In 2024, Okafor ran to be on the PfISD Board of Trustees unopposed, and was elected on May 4. He said about running for office, "This has been sitting on my heart for a while now, finally pulled the trigger and submitted my name on the ballot. I’ve spent the last decade building opportunities for students and advocating for my community. I’m ready to take the next step and lead from a place in office."

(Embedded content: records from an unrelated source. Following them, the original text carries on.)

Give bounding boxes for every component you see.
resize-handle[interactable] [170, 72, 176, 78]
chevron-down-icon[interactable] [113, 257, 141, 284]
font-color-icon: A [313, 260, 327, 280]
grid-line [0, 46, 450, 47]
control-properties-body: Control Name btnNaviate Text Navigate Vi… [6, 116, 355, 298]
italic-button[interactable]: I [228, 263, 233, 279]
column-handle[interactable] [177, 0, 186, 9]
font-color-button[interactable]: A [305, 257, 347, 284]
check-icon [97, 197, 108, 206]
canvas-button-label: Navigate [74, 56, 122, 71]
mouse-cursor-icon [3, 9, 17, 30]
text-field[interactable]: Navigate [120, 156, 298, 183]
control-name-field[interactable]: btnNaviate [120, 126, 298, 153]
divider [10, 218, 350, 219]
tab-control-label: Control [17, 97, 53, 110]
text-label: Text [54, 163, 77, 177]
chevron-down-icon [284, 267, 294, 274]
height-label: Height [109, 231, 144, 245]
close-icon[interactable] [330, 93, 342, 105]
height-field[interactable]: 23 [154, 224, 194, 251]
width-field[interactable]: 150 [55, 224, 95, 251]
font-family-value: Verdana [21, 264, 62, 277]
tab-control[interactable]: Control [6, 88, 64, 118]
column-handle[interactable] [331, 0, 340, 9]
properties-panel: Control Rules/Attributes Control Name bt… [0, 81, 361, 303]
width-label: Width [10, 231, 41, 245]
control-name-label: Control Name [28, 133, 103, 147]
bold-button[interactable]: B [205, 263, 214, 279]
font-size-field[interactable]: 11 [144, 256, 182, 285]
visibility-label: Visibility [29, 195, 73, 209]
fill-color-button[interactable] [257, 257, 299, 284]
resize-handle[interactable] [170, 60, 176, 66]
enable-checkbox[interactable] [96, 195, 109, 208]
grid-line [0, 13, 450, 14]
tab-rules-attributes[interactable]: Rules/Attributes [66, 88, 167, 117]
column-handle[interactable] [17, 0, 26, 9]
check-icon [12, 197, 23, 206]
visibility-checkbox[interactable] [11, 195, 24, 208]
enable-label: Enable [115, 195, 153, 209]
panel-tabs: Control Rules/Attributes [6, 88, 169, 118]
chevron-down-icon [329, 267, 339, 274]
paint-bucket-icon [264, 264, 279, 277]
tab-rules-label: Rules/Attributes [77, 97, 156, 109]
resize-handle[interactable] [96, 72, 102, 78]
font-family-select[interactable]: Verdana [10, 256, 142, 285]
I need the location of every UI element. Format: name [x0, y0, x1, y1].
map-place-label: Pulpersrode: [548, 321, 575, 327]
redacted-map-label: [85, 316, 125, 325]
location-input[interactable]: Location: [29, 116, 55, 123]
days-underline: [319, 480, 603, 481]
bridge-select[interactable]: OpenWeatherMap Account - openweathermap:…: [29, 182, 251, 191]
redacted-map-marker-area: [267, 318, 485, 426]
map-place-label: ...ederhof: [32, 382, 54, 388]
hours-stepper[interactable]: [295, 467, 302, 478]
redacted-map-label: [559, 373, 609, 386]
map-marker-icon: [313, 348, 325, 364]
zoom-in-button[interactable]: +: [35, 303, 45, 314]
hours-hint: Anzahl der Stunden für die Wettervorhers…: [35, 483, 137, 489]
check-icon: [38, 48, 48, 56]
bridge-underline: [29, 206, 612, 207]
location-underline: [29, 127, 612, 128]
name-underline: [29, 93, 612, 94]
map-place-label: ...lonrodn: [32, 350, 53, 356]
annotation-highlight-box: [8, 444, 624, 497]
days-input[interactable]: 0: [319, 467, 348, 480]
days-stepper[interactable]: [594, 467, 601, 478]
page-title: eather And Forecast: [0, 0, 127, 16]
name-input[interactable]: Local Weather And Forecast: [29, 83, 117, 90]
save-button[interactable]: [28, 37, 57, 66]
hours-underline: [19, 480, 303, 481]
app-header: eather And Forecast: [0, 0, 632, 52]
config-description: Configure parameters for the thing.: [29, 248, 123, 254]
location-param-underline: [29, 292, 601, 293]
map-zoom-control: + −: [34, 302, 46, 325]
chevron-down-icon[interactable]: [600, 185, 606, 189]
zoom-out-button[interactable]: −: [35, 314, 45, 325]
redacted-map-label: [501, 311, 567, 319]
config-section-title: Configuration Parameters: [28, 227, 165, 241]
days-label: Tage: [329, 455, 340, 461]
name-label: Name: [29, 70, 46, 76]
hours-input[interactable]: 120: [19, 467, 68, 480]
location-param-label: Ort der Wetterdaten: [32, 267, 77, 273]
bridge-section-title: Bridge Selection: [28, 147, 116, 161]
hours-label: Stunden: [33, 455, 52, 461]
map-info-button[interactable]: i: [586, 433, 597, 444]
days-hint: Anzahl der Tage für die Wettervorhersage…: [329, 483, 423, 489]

Since then, he has served on the Board and remained active in the Pflugerville community, hosting multiple book fairs and providing mentorship to students.

==Personal life==
Okafor traveled to Kenya during the 2016 offseason with former Texas and Saints teammate Kenny Vaccaro and is involved in community and fundraising efforts to construct a school in the region.

On March 9, 2015, Okafor was arrested for evading arrest on foot and for a misdemeanor warrant for jaywalking in Austin, Texas after he knocked over a pedestrian.